MIPIC: Matryoshka Representation Learning via Self-Distilled Intra-Relational and Progressive Information Chaining

arXiv cs.CL / 4/28/2026

📰 NewsModels & Research

Key Points

  • The paper introduces MIPIC, a new unified training framework to learn Matryoshka Representation Learning (MRL) embeddings that remain coherent across different embedding dimensions and model depths.
  • MIPIC uses Self-Distilled Intra-Relational Alignment (SIA) to enforce cross-dimension structural consistency by aligning token-level geometric and attention-driven relations between full and truncated representations via top-k CKA self-distillation.
  • It also applies Progressive Information Chaining (PIC) to consolidate semantics across layers by gradually transferring task understanding from deeper layers to earlier layers.
  • Experiments on STS, NLI, and classification benchmarks (including model sizes ranging from TinyBERT to BGEM3 and Qwen3) show that MIPIC produces strong Matryoshka representations, especially improving performance under extremely low embedding dimensions.
  • Overall, the work addresses the coordination challenge in MRL—how information is arranged across dimensionality and depth—by providing training strategies for both structural alignment and semantic transfer.

Abstract

Representation learning is fundamental to NLP, but building embeddings that work well at different computational budgets is challenging.
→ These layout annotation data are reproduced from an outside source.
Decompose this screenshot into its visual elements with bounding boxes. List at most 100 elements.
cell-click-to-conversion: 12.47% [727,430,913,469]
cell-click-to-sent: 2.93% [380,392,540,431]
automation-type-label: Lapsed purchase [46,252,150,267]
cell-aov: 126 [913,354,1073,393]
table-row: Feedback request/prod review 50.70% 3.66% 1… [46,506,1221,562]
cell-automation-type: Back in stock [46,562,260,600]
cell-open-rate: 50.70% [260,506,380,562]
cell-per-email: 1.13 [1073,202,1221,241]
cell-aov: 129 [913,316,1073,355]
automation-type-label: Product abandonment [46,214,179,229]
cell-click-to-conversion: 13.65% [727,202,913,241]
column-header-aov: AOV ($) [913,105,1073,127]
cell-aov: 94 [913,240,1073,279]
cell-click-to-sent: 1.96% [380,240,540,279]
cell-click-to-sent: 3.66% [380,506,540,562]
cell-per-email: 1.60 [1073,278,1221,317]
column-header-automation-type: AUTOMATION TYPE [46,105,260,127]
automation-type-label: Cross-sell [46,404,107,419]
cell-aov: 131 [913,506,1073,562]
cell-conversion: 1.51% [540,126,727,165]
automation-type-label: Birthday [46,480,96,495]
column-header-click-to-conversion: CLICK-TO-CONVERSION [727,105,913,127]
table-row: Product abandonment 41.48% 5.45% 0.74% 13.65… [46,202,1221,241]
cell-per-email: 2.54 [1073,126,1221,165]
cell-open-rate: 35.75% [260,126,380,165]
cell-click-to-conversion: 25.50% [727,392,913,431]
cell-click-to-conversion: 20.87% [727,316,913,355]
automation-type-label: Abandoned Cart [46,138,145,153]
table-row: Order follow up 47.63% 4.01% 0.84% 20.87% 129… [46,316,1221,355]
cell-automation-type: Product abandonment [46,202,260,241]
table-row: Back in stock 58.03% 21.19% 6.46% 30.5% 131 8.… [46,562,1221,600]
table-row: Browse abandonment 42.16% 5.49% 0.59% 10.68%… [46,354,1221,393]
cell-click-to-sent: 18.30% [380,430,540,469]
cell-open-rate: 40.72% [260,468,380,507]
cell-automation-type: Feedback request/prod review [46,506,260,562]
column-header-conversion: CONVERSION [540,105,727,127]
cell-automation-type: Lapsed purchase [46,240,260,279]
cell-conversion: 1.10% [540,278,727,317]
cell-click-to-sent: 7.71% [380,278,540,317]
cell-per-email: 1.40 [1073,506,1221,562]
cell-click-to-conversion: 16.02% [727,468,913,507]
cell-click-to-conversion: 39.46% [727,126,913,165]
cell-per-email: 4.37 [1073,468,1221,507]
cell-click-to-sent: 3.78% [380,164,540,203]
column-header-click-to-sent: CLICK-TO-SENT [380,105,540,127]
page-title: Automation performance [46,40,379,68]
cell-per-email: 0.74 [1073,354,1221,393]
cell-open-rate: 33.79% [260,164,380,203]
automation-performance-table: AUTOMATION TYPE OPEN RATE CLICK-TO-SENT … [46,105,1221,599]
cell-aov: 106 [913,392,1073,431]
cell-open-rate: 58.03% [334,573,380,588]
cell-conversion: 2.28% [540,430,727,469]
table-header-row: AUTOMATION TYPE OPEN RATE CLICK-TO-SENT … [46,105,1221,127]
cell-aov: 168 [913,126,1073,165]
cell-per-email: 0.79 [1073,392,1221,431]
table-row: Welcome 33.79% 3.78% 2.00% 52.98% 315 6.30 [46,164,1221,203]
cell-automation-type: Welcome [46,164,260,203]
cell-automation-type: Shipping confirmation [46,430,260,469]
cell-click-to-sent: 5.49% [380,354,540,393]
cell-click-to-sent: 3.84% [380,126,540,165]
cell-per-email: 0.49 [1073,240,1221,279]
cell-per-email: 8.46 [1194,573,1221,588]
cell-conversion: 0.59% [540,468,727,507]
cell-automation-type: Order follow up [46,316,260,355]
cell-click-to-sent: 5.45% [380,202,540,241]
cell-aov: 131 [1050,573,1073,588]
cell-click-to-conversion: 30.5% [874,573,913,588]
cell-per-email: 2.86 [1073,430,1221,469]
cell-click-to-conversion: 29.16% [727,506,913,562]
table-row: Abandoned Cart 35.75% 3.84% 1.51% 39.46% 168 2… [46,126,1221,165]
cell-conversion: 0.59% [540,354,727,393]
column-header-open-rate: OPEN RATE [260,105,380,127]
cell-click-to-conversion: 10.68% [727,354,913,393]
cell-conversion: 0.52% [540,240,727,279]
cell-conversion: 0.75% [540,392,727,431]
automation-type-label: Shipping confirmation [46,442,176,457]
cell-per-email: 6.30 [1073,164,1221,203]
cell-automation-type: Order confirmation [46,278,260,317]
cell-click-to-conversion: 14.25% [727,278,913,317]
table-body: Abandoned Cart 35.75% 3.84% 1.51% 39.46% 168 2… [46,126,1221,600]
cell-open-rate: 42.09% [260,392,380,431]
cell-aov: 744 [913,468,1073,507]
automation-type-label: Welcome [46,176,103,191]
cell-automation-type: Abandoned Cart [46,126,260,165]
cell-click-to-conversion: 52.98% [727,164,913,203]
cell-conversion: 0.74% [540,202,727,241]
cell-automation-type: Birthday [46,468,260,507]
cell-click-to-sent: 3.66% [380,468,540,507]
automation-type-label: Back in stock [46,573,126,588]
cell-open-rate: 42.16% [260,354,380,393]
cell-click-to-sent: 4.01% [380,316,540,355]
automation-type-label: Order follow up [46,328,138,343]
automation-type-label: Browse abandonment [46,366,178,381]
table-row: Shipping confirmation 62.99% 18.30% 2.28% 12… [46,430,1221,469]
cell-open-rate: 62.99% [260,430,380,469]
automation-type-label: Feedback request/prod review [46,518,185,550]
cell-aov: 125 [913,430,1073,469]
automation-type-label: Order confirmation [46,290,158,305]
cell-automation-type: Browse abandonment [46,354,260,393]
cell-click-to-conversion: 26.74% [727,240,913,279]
Matryoshka Representation Learning (MRL) offers a flexible inference paradigm through nested embeddings; however, learning such structures requires explicit coordination of how information is arranged across embedding dimensionality and model depth. In this work, we propose MIPIC (Matryoshka Representation Learning via Self-Distilled Intra-Relational Alignment and Progressive Information Chaining), a unified training framework designed to produce structurally coherent and semantically compact Matryoshka representations. MIPIC promotes cross-dimensional structural consistency through Self-Distilled Intra-Relational Alignment (SIA), which aligns token-level geometric and attention-driven relations between full and truncated representations using top-k CKA self-distillation. Complementarily, it enables depth-wise semantic consolidation via Progressive Information Chaining (PIC), a scaffolded alignment strategy that incrementally transfers mature task semantics from deeper layers into earlier layers. Extensive experiments on STS, NLI, and classification benchmarks (spanning models from TinyBERT to BGEM3, Qwen3) demonstrate that MIPIC yields Matryoshka representations that are highly competitive across all capacities, with significant performance advantages observed under extreme low-dimensional.